With the advent of broadcast television, movie producers realized they needed more than live television programming. By turning to film-originated material, they would have access to the wealth of films made for the cinema in addition to recorded television programming on film that could be broadcasted over the airwaves at different times. Moving picture video is typically recorded or encoded at a pre-determined frame rate. For example, cinema films are typically recorded at a fixed rate of 24 frames per second (fps). Video as broadcast for television in accordance with the NTSC standard, on the other hand, is encoded at 30 fps. Video broadcast in accordance with European PAL or SECAM standards is encoded at 25 fps. However, the difference in frame rates between film generally (24 frames/s) and for television (30 or 25 frames/s) meant that simply playing a film onto a television camera would result in flickering when the film frame was changed in mid-field of the TV frame.
In recent decades, telecine which is primarily a film-to-videotape process, as opposed to film-to-air is employed. The most complex part of telecine is the synchronization of the mechanical film motion and the electronic video signal. Every time the video part of the telecine samples the light electronically, the film part of the telecine must have a frame in perfect registration and ready to photograph. This is relatively easy when the film is photographed at the same frame rate as the video camera will sample, but when this is not true, a sophisticated procedure is required to change frame rate.
Conversion between frame rates has created challenges. One common technique of converting frame rates involves dropping or repeating frames within a frame sequence. For example, a 3:2 pull down is used to convert 24 fps motion picture video to 30 fps or 60 fields per second. Each first frame spans 3 video fields, while each other second frame spans two fields. For instance, a cycle that starts with film frame B yields a 3:2 pattern: B-B-B-C-C-D-D-D-A-A or 3-2-3-2 or simply 3-2. In other words, there is no difference between the 2-3 and 3-2 patterns.
In video, the cadence pattern or telecine information is identified and detected Telecine information is useful for identifying system issues during media processing such as editing, transcoding and so on. It is important to correctly identify the cadence pattern in video even in case of noise, freeze frames, slow motion and complicated video sequences.

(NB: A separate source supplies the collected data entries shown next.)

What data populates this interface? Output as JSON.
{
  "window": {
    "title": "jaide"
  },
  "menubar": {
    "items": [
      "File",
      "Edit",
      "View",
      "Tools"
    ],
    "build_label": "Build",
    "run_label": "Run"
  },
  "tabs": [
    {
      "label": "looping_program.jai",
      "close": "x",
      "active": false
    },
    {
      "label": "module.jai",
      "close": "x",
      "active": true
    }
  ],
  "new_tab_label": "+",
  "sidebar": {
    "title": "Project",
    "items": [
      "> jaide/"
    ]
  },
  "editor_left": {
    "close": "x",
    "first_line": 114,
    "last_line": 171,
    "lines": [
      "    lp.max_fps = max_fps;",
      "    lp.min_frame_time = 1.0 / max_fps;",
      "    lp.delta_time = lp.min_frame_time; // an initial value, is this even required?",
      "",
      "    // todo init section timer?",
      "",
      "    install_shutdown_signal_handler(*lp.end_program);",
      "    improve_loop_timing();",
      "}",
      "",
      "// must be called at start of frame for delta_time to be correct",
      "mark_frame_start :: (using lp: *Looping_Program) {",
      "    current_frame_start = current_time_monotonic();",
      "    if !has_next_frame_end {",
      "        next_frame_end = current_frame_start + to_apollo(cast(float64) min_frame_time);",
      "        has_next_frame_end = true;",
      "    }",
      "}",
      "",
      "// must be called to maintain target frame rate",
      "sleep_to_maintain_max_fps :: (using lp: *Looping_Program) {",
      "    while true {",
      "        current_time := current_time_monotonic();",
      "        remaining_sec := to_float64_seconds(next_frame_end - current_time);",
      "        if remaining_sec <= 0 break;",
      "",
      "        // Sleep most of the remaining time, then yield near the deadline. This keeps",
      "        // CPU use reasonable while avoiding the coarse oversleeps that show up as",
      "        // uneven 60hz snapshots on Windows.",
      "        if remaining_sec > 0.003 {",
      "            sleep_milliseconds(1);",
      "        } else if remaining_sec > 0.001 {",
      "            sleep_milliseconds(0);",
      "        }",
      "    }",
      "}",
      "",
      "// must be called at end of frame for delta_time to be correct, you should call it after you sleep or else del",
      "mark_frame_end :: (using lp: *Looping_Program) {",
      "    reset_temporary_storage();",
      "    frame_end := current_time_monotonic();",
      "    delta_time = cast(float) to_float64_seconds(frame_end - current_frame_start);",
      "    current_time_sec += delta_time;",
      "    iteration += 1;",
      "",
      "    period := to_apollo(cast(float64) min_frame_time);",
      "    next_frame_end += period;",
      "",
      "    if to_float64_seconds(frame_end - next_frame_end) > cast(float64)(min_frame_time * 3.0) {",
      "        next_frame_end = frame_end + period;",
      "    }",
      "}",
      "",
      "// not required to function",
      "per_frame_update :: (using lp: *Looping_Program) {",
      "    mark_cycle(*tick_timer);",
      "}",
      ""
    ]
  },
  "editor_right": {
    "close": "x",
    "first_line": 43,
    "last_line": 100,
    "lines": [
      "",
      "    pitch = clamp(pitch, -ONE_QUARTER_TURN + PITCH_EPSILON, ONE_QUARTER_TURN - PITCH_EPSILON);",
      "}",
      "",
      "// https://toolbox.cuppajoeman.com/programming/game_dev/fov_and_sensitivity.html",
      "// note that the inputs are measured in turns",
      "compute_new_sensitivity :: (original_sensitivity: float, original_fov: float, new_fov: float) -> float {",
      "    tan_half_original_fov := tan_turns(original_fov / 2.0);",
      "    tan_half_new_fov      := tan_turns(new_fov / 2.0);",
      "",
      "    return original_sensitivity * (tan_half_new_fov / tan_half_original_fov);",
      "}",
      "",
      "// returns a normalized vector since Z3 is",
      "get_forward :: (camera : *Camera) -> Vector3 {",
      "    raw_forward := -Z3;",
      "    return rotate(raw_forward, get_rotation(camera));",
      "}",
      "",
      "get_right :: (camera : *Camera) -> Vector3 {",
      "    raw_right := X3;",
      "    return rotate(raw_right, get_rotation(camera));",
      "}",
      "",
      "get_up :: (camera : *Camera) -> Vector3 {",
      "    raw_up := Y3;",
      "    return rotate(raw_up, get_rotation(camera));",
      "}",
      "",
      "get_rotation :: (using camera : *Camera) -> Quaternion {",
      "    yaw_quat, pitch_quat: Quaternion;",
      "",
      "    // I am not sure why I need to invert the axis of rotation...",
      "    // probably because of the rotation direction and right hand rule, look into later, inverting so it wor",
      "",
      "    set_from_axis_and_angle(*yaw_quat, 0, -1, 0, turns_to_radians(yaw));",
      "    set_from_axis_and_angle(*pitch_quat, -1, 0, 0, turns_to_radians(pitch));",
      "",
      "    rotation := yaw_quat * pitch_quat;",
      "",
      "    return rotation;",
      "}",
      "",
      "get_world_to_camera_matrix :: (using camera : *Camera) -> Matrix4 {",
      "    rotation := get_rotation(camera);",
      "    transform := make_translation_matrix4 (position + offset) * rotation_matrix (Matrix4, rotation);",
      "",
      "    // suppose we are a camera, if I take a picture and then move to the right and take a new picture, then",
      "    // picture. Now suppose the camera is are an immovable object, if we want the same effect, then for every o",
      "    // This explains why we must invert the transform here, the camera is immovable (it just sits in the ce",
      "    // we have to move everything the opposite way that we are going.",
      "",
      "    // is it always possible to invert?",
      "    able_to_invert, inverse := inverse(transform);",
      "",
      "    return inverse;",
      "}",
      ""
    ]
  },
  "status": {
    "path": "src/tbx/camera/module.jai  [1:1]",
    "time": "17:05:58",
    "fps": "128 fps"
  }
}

Existing methods for identification of cadence pattern and analysis are capable of detecting only one particular type of cadence pattern in the video. When the pattern sequences are complex or large there is every possibility of incorrect patterns or sequence being captured. In addition, there are no means to cross check such errors in identification of the sequence. In addition, most of the methods employed today are prone to noise, slow motion and have difficulty in eliminating freeze frames. Further, these methods are cumbersome in nature. Some of the methods may also require the system to be trained initially as a result making the overall process time consuming.
Due to the above stated reasons there is a need for generic algorithm to be able to detect any kind of cadence pattern in the video including complex sequences without errors. Further, the method must be efficient and free from initial training requirements.